Of peeking out again from under the lid of the bench to see the heavily armed soldiers swing up into their saddles and charge away into the night, their assignment of assassination completed.

Of hiding in the darkness all night, trembling in fear that they would come back and find him.

Of hours later, just after dawn, when Mohler, a new young servant come up from the city to work at the citadel, found him hiding in the bench and lifted him out.

All because Panis Rahl believed in striking down any potential challenge to the House of Rahl before it had a chance to develop. He had his soldiers slaughter anyone, real or imagined, who could be a potential threat to his rule. Even the minor ruler of Fajin Province in the distant Dark Lands, who had harbored no particular ill will toward the ruling House of Rahl and had always been loyal, was guilty of possessing the potential to one day be a threat, and so he and his family had to die for the crime of existing.

But the cunning folk, as they were called, were not to be trifled with. Even the gifted rightly feared their occult powers. Panis Rahl knew that such powers and abilities as dwelled in the Dark Lands could be a threat, but in striking against the ruler of Fajin Province, he had made a mistake. He had struck a generation too soon.

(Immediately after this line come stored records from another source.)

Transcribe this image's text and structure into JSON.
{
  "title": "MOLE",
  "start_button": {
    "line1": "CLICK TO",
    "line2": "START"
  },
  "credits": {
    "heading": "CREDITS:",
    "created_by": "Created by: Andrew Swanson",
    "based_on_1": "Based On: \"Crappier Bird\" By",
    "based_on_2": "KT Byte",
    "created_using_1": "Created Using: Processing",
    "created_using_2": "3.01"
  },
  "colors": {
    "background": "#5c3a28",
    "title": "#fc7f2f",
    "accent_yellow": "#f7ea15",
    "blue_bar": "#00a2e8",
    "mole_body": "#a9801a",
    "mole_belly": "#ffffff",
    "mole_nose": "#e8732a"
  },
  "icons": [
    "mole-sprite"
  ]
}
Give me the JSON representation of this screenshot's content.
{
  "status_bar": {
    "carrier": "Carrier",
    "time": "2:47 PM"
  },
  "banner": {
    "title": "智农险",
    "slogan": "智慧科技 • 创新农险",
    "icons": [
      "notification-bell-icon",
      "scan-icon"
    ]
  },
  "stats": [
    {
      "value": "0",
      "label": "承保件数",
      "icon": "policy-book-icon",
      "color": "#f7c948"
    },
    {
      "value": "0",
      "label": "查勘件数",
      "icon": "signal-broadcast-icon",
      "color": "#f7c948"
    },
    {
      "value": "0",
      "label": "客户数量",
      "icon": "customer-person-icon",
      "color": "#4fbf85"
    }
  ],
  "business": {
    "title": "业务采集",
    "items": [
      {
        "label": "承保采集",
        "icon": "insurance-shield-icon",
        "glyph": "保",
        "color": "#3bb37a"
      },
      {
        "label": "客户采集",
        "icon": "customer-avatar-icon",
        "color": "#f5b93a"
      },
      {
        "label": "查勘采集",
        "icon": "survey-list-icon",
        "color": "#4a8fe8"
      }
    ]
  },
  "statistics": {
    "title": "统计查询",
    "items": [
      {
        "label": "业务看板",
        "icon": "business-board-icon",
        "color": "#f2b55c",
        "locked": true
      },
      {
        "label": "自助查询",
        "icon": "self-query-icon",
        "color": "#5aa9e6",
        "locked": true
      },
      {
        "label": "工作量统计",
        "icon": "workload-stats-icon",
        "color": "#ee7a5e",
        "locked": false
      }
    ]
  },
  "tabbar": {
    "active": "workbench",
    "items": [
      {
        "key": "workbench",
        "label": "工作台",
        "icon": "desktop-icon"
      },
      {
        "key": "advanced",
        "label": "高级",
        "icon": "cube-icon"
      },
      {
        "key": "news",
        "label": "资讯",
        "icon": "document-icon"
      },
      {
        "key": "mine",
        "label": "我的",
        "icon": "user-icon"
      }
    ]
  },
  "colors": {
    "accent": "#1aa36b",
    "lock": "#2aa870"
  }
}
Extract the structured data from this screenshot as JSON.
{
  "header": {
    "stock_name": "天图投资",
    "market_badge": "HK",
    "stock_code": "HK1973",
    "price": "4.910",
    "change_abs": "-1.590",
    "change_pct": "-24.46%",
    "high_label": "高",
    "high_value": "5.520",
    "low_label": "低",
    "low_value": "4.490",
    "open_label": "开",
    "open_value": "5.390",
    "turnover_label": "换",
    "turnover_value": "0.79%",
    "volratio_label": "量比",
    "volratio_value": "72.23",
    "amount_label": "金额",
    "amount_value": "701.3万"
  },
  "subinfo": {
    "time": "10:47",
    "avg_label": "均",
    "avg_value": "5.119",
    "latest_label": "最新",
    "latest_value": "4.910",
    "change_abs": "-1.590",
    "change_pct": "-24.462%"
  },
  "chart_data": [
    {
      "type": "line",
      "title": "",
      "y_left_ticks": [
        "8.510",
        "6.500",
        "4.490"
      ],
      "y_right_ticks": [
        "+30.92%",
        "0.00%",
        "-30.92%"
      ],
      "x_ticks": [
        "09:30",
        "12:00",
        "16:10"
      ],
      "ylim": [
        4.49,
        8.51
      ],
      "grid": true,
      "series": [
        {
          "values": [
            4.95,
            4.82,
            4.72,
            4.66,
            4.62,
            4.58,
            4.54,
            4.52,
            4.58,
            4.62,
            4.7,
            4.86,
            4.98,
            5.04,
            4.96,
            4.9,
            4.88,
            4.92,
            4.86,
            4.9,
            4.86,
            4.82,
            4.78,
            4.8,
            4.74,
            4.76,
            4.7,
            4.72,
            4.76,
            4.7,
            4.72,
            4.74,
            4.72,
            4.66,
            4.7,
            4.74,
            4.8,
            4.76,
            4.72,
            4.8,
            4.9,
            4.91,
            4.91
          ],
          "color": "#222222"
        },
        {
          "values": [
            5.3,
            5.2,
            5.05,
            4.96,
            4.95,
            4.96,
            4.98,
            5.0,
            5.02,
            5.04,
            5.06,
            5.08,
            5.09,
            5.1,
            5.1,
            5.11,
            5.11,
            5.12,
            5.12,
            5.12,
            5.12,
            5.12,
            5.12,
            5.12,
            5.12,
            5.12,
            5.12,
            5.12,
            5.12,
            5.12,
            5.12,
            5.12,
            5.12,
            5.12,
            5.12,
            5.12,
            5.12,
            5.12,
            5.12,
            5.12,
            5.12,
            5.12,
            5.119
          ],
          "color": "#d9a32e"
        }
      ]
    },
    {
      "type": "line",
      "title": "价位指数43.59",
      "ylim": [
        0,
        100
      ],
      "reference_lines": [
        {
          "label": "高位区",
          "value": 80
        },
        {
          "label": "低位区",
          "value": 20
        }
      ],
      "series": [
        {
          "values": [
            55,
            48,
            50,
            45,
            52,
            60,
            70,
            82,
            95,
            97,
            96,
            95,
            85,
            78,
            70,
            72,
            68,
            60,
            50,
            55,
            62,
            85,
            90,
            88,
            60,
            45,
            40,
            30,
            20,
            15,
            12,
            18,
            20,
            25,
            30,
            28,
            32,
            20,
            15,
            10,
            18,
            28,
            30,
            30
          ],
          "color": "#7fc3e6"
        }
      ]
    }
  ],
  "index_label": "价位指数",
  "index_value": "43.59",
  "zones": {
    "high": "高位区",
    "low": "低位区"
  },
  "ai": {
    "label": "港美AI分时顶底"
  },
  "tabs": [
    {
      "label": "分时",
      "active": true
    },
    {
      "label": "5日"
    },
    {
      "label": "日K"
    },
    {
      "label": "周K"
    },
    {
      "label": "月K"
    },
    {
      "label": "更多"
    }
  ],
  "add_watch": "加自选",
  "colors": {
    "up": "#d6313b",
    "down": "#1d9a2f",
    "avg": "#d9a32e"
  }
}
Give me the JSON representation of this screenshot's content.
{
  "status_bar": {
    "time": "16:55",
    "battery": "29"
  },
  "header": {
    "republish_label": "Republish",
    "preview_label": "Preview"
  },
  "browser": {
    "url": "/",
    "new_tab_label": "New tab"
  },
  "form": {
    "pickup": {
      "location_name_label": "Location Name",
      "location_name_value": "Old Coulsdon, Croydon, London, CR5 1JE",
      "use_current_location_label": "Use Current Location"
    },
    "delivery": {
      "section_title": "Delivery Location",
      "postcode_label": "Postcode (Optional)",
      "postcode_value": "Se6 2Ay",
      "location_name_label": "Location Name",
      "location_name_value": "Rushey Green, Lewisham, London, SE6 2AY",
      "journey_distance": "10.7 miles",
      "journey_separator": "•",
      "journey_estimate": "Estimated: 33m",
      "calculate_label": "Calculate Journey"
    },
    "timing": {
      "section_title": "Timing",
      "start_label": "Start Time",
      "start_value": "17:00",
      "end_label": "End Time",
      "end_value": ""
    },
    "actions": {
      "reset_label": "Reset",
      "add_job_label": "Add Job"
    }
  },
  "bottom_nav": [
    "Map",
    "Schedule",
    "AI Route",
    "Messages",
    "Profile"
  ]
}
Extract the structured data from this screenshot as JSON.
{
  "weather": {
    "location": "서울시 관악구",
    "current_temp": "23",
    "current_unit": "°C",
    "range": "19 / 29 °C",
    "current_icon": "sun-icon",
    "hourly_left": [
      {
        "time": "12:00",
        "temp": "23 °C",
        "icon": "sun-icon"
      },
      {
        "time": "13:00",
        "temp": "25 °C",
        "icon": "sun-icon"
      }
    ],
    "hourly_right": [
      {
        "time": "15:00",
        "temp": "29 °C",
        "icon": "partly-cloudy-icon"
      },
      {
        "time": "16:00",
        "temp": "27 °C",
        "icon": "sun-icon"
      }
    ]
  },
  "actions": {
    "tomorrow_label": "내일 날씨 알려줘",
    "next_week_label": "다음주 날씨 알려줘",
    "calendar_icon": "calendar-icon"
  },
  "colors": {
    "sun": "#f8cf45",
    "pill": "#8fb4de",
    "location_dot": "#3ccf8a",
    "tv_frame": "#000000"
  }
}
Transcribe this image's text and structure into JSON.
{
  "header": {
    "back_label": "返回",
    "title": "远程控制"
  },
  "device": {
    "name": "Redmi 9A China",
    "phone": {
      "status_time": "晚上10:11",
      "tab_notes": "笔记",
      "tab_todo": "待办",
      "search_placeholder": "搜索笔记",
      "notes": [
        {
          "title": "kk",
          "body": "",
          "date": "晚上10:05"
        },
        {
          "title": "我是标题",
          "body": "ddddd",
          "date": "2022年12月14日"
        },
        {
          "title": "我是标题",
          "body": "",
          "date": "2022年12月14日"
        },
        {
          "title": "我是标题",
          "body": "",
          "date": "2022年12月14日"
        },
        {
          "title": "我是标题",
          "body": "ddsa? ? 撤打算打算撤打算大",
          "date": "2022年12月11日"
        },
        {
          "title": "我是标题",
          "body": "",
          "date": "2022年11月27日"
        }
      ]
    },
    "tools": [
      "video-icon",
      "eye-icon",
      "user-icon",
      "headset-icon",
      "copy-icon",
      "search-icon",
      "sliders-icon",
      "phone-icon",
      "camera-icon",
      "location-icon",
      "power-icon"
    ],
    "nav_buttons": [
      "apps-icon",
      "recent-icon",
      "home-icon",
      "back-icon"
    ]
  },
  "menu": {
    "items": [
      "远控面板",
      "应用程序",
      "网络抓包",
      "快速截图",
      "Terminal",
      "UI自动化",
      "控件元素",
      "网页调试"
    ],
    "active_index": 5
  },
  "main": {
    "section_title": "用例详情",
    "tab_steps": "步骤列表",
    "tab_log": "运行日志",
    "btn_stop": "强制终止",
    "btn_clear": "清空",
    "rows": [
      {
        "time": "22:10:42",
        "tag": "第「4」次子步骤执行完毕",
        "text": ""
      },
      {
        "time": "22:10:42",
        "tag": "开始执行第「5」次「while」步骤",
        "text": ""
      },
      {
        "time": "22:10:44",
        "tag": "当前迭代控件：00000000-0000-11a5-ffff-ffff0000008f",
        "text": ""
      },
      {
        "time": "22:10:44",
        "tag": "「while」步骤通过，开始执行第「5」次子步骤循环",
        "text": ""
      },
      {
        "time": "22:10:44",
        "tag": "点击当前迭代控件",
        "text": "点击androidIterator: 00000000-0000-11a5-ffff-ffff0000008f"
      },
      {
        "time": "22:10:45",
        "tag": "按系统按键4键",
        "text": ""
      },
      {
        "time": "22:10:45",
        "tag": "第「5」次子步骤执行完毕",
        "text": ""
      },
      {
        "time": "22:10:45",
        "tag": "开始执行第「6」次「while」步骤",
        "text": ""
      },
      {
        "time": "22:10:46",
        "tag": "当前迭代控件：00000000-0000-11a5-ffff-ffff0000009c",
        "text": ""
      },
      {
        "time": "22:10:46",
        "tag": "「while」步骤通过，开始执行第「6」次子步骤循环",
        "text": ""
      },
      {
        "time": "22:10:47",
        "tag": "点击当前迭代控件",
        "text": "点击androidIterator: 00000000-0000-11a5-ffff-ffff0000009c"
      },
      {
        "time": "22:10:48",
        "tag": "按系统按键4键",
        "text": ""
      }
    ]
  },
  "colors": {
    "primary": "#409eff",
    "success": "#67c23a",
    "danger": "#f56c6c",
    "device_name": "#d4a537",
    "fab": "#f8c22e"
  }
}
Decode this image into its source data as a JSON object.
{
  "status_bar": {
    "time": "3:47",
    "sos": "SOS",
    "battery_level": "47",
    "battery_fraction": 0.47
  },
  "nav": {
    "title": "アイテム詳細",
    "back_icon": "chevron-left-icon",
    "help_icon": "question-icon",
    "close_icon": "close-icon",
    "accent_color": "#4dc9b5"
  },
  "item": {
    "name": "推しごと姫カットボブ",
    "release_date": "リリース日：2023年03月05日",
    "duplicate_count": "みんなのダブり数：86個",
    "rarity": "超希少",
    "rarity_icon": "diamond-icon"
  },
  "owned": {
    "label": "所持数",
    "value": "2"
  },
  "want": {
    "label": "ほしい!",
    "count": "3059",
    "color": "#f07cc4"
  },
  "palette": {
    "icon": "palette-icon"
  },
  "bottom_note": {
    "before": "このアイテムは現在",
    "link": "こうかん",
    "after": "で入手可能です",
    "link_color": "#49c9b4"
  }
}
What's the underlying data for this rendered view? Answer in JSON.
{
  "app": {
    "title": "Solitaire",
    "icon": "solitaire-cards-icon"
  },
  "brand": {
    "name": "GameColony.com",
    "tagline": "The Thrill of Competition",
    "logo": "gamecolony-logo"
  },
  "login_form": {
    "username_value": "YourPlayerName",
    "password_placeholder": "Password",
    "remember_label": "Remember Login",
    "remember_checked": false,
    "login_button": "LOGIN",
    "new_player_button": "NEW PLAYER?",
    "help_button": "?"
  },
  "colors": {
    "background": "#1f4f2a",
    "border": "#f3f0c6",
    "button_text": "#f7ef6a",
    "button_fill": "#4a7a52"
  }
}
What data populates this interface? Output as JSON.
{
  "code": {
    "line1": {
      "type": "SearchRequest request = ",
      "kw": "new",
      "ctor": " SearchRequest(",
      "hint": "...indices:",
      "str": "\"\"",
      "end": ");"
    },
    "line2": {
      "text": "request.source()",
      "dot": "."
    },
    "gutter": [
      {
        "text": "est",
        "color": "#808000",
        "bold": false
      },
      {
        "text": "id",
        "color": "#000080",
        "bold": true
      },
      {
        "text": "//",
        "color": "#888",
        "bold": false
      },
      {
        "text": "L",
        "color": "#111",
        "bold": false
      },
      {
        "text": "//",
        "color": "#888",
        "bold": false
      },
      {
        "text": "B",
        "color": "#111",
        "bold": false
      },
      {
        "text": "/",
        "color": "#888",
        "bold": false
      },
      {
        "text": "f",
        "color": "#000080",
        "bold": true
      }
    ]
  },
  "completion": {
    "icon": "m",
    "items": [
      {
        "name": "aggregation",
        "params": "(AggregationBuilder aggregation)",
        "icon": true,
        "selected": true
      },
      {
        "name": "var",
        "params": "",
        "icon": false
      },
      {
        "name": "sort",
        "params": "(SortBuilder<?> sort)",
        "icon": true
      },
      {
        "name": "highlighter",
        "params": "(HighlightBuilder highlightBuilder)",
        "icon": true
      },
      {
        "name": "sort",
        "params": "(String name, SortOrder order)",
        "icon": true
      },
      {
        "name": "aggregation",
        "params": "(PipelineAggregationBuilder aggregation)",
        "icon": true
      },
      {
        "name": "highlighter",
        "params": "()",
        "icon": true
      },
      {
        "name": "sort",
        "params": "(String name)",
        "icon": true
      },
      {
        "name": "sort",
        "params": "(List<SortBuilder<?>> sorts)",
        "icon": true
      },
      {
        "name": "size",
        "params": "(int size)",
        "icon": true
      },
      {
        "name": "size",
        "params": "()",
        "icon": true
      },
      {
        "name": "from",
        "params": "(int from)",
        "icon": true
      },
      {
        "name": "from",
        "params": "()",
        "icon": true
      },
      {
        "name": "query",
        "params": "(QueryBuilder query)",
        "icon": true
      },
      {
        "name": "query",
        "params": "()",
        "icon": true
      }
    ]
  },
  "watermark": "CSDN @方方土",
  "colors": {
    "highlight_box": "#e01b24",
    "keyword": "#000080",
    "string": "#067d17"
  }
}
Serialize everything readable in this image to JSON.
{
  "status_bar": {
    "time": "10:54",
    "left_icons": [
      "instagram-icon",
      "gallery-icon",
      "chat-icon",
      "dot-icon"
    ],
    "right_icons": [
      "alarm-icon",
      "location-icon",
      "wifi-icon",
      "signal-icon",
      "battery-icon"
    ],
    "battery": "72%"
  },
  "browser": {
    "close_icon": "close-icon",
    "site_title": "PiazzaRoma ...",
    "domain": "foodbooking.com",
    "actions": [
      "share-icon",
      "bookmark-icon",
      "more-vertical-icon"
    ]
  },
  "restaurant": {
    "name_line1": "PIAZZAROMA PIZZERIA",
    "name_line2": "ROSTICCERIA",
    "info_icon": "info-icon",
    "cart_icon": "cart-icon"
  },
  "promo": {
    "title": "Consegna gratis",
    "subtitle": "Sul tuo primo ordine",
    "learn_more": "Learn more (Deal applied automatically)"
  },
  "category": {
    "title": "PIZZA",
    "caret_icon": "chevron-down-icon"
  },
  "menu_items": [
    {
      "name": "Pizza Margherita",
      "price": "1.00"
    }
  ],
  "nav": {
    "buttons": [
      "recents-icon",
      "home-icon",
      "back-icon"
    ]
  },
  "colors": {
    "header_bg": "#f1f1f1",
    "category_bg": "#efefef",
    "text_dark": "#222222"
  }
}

As the fires of rage roared within him, Hannis Arc knew that the threat to the rule of the House of Rahl this time was all too real. He would see to it. He would never again tremble in fear of a Rahl. He would see the wrongs righted.

He would have revenge.

That this new Rahl ruler, Richard Rahl, was said to be different from Panis Rahl and nothing like Darken Rahl, who had managed to outdo his father in every murderous way, made no difference at all to Hannis Arc.